Wednesday, June 13, 2018

'Little Things Please Great Minds'

Journalism and genius seldom overlap, at least not since the eighteenth century. When reading G.K. Chesterton it’s easy to forget he was a drudge by trade, an industrial-strength producer of newspaper and magazine copy, forever writing to deadline. Journalists aren’t supposed to write this well, and many pride themselves on writing badly. A former newspaper colleague of mine, when given an assignment by an editor, would ask: patties or links? We are not artistes and can’t wait for the Muse. Chesterton was as facile as he needed to be. Journalists brag of being generalists, able to take on any subject. Chesterton turned that gift into an art and wrote about chalk and cheese. Reading him is pure indulgence, and leaves no aftertaste of guilt or remorse.  

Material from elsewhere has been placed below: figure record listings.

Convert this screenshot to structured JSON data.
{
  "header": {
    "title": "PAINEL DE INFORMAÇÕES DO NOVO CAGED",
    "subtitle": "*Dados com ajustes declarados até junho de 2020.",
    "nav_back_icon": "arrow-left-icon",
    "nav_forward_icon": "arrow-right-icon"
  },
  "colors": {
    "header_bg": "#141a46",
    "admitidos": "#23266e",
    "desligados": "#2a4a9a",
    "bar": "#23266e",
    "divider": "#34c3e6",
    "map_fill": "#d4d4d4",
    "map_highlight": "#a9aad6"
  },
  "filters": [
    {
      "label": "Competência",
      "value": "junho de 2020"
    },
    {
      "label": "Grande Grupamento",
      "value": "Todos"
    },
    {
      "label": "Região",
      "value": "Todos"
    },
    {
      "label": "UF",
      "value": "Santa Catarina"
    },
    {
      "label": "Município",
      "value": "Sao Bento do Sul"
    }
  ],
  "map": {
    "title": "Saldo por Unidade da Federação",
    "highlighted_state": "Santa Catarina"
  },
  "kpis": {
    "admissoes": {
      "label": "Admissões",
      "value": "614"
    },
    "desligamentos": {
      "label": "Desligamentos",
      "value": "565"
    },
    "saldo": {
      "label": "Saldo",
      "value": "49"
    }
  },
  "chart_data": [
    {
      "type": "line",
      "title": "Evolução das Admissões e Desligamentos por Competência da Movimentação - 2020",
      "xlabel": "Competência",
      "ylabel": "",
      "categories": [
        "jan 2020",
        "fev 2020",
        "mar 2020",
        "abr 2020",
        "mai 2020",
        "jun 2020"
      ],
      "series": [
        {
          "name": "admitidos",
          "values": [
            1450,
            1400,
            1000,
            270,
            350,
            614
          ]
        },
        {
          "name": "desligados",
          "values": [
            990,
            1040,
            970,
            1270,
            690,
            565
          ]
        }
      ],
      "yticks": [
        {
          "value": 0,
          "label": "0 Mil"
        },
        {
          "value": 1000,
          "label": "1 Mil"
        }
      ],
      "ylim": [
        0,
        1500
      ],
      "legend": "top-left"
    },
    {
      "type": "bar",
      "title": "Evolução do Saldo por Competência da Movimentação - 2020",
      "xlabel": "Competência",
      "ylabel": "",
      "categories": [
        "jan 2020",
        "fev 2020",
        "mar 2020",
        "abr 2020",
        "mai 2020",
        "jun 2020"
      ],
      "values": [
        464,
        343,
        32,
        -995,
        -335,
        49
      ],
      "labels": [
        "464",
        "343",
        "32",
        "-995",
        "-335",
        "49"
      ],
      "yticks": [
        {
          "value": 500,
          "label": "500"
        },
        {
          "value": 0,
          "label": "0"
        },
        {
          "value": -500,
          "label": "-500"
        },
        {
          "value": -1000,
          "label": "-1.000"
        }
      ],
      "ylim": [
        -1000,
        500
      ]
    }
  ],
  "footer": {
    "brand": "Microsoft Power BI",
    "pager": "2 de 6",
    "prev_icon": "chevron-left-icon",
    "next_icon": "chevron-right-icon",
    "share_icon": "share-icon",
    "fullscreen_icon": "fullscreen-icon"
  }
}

Bedtime reading this week has been, among other things, The Man Who was Orthodox: A Selection from the Uncollected Writings of G.K. Chesterton (Dobson Books, 1963), edited by A.L. Maycock. In his introduction, Maycock makes an important point that ought to be self-evident in regard to any writer but often is not: “There was always in Chesterton an intense, passionate desire to be understood.” Clarity, precision and forthrightness are chief among the writerly virtues. Here is a paragraph excerpted from “The Puritan and the Anglican,” published in The Speaker in 1900:  

“Sir Thomas Browne was an exalted mystic [whose mysticism] owed much to his literary style. Style, in his sense, did not merely mean sound, but an attempt to give some twist of wit or symbolism to every clause or parenthesis; when he went over his work again, he did not merely polish brass, he fitted in gold. This habit of working with a magnifying glass, this turning and twisting of minor words, is the true parent of mysticism; for the mystic is not a man who reverences large things so much as a man who reverences small ones, who reduces himself to a point, without parts or magnitude, so that to him the grass is really a forest and the grasshopper a dragon. Little things please great minds.”

Little things, yes. Mysticism, maybe. But Chesterton here has composed an apologia for his own manner of writing. Composition consists of a million minute decisions. I remember Joyce saying somewhere that he had the words, but spent the morning putting them in the proper order. At some level, reading Browne, or Chesterton, or any prose virtuoso, is like listening to music. Chesterton knew how to arrange words and fine tune their rhythms for maximum impact. Even his chronic stylistic tic, a visceral love of paradox, works most of the time. Chesterton glimpsed a flash of truth revealed in paradox. This is from an essay published in Black and White on St. Valentine’s Day in 1903:
         
“The simplest and commonest of all the causes which lead to the charge of ‘mere paradox’ being slung about as it is, is one fundamental assumption. Everybody takes it for granted that universal and ordinary arrangements, historic institutions, daily habits are reasonable. They are good, they are sensible, they are holy and splendid often enough, but they are not reasonable. They are themselves paradoxes; paradox is built into the very foundations of human affairs.”